By Geoffrey Smith
Investing.com -- Stock markets pushed sharply higher on Wednesday on the back of reports that scientists in China and Europe had made significant breakthroughs in developing drugs to treat the novel coronavirus outbreak.
Business surveys showing that better-than-expected levels of activity in the eurozone economy aslo helped: strong services readings helped IHS Markit's eurozone composite purchasing managers' index to its highest level in five months, the increase to 51.3 beating forecasts for an unchanged reading of 50.9.
The news came as a relief to markets that had been pricing in a sharp drop in Chinese economic output at least in the first quarter of this year, along with the threat of reverberations throughout the world economy.
China accounts for nearly 20% of world gross domestic product, and the implications of the outbreak on Chinese demand have sent the prices of commodities such as oil and copper into freefall, a fall that had only been broken by large-scale liquidity injections by the Chinese central bank earlier in the week.
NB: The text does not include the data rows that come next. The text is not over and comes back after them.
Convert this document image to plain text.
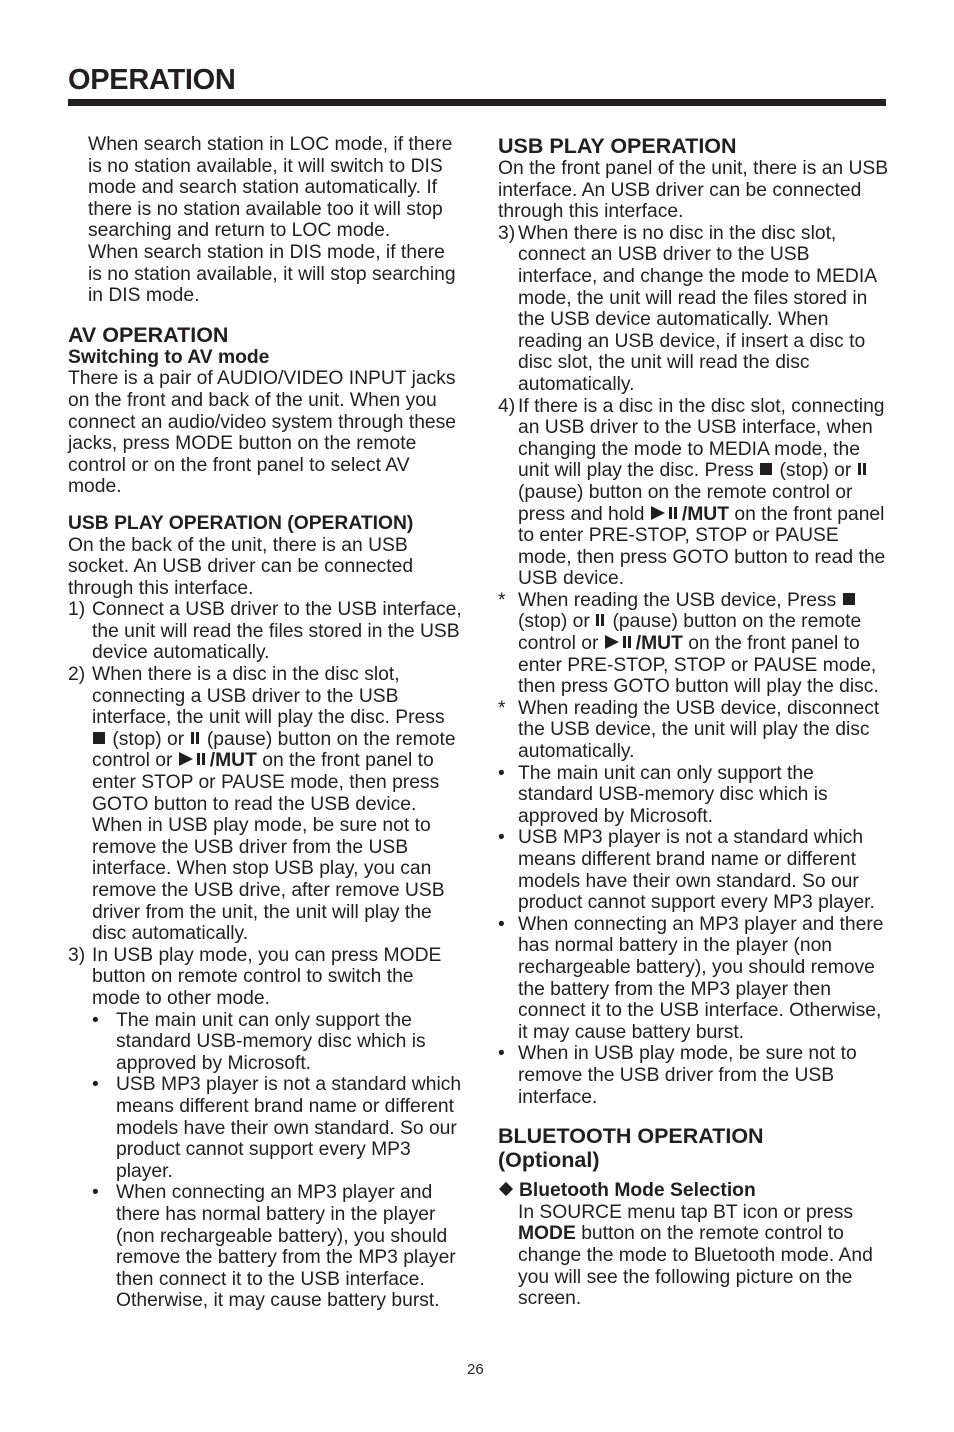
OPERATION

When search station in LOC mode, if there is no station available, it will switch to DIS mode and search station automatically. If there is no station available too it will stop searching and return to LOC mode.

When search station in DIS mode, if there is no station available, it will stop searching in DIS mode.

AV OPERATION
Switching to AV mode

There is a pair of AUDIO/VIDEO INPUT jacks on the front and back of the unit. When you connect an audio/video system through these jacks, press MODE button on the remote control or on the front panel to select AV mode.

USB PLAY OPERATION (OPERATION)

On the back of the unit, there is an USB socket. An USB driver can be connected through this interface.

1) Connect a USB driver to the USB interface, the unit will read the files stored in the USB device automatically.
2) When there is a disc in the disc slot, connecting a USB driver to the USB interface, the unit will play the disc. Press  (stop) or (pause) button on the remote control or /MUT on the front panel to enter STOP or PAUSE mode, then press GOTO button to read the USB device.

When in USB play mode, be sure not to remove the USB driver from the USB interface. When stop USB play, you can remove the USB drive, after remove USB driver from the unit, the unit will play the disc automatically.

3) In USB play mode, you can press MODE button on remote control to switch the mode to other mode.
• The main unit can only support the standard USB-memory disc which is approved by Microsoft.
• USB MP3 player is not a standard which means different brand name or different models have their own standard. So our product cannot support every MP3 player.
• When connecting an MP3 player and there has normal battery in the player (non rechargeable battery), you should remove the battery from the MP3 player then connect it to the USB interface. Otherwise, it may cause battery burst.
USB PLAY OPERATION

On the front panel of the unit, there is an USB interface. An USB driver can be connected through this interface.

3) When there is no disc in the disc slot, connect an USB driver to the USB interface, and change the mode to MEDIA mode, the unit will read the files stored in the USB device automatically. When reading an USB device, if insert a disc to disc slot, the unit will read the disc automatically.
4) If there is a disc in the disc slot, connecting an USB driver to the USB interface, when changing the mode to MEDIA mode, the unit will play the disc. Press (stop) or  (pause) button on the remote control or press and hold /MUT on the front panel to enter PRE-STOP, STOP or PAUSE mode, then press GOTO button to read the USB device.
* When reading the USB device, Press  (stop) or (pause) button on the remote control or /MUT on the front panel to enter PRE-STOP, STOP or PAUSE mode, then press GOTO button will play the disc.
* When reading the USB device, disconnect the USB device, the unit will play the disc automatically.
• The main unit can only support the standard USB-memory disc which is approved by Microsoft.
• USB MP3 player is not a standard which means different brand name or different models have their own standard. So our product cannot support every MP3 player.
• When connecting an MP3 player and there has normal battery in the player (non rechargeable battery), you should remove the battery from the MP3 player then connect it to the USB interface. Otherwise, it may cause battery burst.
• When in USB play mode, be sure not to remove the USB driver from the USB interface.
BLUETOOTH OPERATION
(Optional)
Bluetooth Mode Selection

In SOURCE menu tap BT icon or press MODE button on the remote control to change the mode to Bluetooth mode. And you will see the following picture on the screen.

26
By 5:15 AM ET (1015 GMT), the benchmark Stoxx 600 index was up 1.0% at 422.58. The German DAX was up 1.1% while the FTSE 100 was up 0.7%. All three were off earlier highs as the initial spike in response to the news faded.
One of the reports was sourced to Sky News, which claimed a team of researchers at Imperial College London would begin testing a quickly-developed drug on animals next week. Reuters also sourced a Chinese television report saying that researchers in Zhejiang had developed a drug capable of treating the coronavirus effectively. However, those claims weren’t visible on any international editions of Chinese state media.
On Tuesday, a research institute had applied for a local patent on the antiviral drug remdesivir developed by Gilead Sciences (NASDAQ:GILD), which has also been used with success on coronavirus patients in the U.S. The drug hasn’t yet received approval from U.S. regulators, however.
The news rather overshadowed a flood of earnings from Europe’s blue-chips on Wednesday, which were a mixed bag. Siemens, a traditional bellwether for European manufacturing, underperformed with a 1.0% rise after reporting a slump in margins across all of its businesses, while chipmaker Infineon surged 8.0% after reporting a better-than-expected fourth-quarter report and upbeat guidance.
Elsewhere, packaging companies Smurfit Kappa (LON:SKG) and DS Smith (LON:SMDS) led the FTSE 100 higher with gains of 7.4% and 5.7% respectively, after the Irish-based company raised its dividend on the back of strong earnings at the end of last year. The two companies are riding a wave of enthusiasm for sustainable investment, capitalizing on the shift in public opinion away from plastic packaging to cardboard.
Wind turbine maker Vestas Wind Systems A/S (CSE:VWS), another company in the Green space, also surged 3.5% in Copenhagen after forecasting another three years of steady growth, in which it expects the rising share of services in its sales mix to offset declining margins in its biggest division, the manufacture of onshore turbines.
British Airways parent IAG (LON:ICAG) also surged 7.6% after underperforming in recent days on fears around the coronavirus’ impact on the travel sector.